Ihr Buch ist Liebeserklärung und Mahnung zugleich
Aber Eleanor Reissa begegnet auch Menschen, die sie auf ihrer emotionalen Reise begleiten. Fremde werden zu Weggefährten auf diesem Ausflug in die Vergangenheit. Auch die Verfasserin dieser Zeilen. Gemeinsam stehen wir an der Gedenkstätte Nordbahnhof, dem Gleis, von dem aus die Stuttgarter Juden deportiert wurden. Eleanor Reissa findet dort auch die Namen von Chana und Frida. Aus der sehr emotionalen Reise wird ein Buch: „The letters project. A daughter’s journey“. Geschrieben als Selbsterkundung, Erinnerung, Liebeserklärung an die Eltern und als Mahnung in einer Zeit, in der durch die Präsidentschaft Donald Trumps ihr Land weiter gespalten und die Stimmung dort aggressiver wird.
Auf dem Weg ins Generalkonsulat hört sie ihren Vater sagen: „Ich habe den Holocaust nicht überlebt, damit du wieder in einem Land lebst, in dem du in Gefahr bist. Niemand weiß, was geschieht.“ In dieser „irrealen, surrealen Situation“ fühlt sie sich ihm sehr nah – und ermächtigt, die Verbindung zwischen New York und Stuttgart wiederherzustellen.
Was, wenn sie ihr Land überstürzt verlassen müsste? Der Gedanke beschäftigt sie seit Langem. Wäre Deutschland, die gefühlte Heimat ihres Vater, dann ihr Ziel? Sie denkt das immer öfter. Doch lange ist es unmöglich für sie, einen deutschen Pass zu bekommen. Dann kommt im Sommer 2021 die Änderung des Staatsangehörigkeitsgesetzes. Anruf beim Tübinger Anwalt Manfred Weidmann: „Gilt das neue Recht für Eleanor Reissa?“
Weidmann ist einer der kenntnisreichsten Asylanwälte und Sprecher des Flüchtlingsrats Baden-Württemberg. Sein gesamtes Anwaltsleben vertritt er Geflüchtete rechtlich. Es ist für ihn keine Frage, dass seine Kanzlei den Fall übernimmt. „Wenn man Unrecht wiedergutmachen kann, muss man es tun“, sagt er.

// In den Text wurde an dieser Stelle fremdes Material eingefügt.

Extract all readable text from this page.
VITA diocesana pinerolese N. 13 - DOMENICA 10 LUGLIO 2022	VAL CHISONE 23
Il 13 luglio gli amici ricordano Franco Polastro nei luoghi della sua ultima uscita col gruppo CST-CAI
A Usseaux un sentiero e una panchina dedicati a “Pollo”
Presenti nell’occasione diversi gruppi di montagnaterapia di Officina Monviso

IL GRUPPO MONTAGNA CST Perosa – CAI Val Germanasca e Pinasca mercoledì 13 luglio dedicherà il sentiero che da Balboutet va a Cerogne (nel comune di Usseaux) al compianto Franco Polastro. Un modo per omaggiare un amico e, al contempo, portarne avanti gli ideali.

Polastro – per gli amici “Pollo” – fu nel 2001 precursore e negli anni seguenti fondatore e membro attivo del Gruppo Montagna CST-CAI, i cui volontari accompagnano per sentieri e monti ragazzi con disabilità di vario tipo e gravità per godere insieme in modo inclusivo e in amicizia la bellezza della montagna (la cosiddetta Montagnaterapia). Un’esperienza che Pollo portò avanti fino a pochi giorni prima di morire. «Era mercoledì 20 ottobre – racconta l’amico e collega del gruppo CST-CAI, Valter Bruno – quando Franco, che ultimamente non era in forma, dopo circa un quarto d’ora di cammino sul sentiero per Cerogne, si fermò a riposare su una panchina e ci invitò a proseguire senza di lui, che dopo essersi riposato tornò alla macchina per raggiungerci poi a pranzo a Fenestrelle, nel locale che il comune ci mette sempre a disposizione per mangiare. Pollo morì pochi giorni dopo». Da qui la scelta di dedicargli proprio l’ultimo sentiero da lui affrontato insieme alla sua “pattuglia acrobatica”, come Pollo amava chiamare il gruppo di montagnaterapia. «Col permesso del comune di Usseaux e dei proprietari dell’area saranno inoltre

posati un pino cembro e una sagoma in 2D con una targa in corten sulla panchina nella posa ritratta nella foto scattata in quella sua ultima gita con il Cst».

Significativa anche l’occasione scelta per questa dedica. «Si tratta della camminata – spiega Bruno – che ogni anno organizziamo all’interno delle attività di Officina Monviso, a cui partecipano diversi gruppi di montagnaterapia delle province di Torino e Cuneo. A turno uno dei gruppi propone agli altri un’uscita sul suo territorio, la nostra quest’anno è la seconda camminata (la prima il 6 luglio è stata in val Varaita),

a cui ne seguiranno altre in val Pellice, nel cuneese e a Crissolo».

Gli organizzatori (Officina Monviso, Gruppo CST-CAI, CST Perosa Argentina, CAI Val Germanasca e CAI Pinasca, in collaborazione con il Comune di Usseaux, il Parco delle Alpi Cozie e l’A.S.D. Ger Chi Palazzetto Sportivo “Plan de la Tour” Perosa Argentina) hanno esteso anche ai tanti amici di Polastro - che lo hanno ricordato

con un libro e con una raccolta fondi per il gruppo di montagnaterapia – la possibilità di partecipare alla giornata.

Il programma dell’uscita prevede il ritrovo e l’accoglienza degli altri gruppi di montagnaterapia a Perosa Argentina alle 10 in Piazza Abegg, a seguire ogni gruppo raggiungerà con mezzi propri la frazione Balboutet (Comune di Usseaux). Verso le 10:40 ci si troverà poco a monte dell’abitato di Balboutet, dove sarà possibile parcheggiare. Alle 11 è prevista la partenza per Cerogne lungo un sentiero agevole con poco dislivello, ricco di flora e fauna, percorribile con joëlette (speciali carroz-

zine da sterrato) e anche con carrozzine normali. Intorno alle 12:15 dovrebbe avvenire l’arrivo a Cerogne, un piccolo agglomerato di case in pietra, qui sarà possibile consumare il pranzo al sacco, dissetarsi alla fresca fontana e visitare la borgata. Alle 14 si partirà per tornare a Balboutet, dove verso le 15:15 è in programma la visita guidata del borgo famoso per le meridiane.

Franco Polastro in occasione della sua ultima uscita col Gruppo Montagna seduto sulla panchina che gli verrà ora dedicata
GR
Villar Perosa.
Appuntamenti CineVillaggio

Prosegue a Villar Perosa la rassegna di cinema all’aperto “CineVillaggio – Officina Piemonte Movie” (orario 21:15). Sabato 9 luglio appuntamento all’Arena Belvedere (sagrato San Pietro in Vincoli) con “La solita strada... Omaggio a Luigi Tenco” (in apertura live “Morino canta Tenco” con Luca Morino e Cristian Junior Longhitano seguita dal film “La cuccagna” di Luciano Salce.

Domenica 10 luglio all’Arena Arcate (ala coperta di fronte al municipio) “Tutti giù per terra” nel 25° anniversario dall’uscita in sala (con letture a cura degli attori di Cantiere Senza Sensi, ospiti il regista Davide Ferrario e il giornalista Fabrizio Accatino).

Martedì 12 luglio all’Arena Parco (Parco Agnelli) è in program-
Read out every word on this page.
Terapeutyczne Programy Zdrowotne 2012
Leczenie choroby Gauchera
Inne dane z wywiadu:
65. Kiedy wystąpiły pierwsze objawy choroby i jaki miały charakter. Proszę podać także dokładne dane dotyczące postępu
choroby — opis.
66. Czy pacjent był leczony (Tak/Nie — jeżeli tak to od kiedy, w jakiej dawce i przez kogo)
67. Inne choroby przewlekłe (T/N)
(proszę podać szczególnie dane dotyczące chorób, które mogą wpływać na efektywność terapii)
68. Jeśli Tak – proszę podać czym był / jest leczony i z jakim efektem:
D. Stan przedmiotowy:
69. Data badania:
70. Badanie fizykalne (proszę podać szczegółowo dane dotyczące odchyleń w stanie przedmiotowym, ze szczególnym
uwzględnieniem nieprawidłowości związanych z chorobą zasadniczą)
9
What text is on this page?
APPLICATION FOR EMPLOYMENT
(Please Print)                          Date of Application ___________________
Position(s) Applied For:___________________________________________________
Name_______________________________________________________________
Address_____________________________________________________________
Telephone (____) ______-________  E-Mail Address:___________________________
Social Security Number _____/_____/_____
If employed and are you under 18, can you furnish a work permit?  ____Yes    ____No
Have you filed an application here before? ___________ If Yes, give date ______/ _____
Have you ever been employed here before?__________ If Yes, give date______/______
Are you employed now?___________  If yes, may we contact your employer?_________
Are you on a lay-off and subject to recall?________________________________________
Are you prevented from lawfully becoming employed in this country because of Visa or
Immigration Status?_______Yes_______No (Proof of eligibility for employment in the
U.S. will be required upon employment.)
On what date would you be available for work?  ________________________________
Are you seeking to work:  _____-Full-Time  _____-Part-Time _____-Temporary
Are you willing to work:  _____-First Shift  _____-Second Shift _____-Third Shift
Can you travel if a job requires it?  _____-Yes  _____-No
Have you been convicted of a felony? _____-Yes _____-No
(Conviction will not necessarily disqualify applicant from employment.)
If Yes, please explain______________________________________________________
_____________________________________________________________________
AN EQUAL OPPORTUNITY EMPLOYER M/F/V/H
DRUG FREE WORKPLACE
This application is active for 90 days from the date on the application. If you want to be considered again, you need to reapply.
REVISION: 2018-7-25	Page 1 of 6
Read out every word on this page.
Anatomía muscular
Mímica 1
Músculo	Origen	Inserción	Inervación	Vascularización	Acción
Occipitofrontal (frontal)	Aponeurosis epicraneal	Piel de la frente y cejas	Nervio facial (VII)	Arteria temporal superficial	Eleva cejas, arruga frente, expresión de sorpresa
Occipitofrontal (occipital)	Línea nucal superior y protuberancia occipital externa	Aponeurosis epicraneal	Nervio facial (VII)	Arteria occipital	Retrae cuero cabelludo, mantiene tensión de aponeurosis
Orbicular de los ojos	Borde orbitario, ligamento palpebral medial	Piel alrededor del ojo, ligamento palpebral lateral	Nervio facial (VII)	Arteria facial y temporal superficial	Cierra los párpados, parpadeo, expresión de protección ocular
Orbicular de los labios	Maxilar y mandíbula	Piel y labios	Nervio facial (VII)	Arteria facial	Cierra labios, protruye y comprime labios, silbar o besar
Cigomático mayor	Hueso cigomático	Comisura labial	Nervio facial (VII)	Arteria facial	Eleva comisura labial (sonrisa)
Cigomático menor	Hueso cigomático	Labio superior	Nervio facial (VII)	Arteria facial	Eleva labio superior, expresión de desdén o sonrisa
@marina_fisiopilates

Im September 2021 geht Reissas Einbürgerungsantrag von Tübingen an das Bundesverwaltungsamt Köln. Im April 2022 kommt die Nachricht vom New Yorker Generalkonsulat: genehmigt. Ein Mann vom Sicherheitsdienst macht das Foto, auf dem Eleanor Reissa mit ihrer Einbürgerungsurkunde im Generalkonsulat zu sehen ist. Sie steht unter dem Bundesadler, dem Hoheitszeichen des Landes, dessen Vorgänger ihren Vater in die Gaskammer schicken wollte. „Es ist noch immer wie ein Wunder“, sagt sie in ihren emotionalen Momenten. Manfred Weidmann findet dafür andere, ein bisschen wütendere Worte: „Viel zu spät, aber wenigstens noch nicht zu spät.“
Die geliehenen fünf Dollar für das Passbild hat Eleanor Reissa noch am gleichen Tag zurücküberwiesen.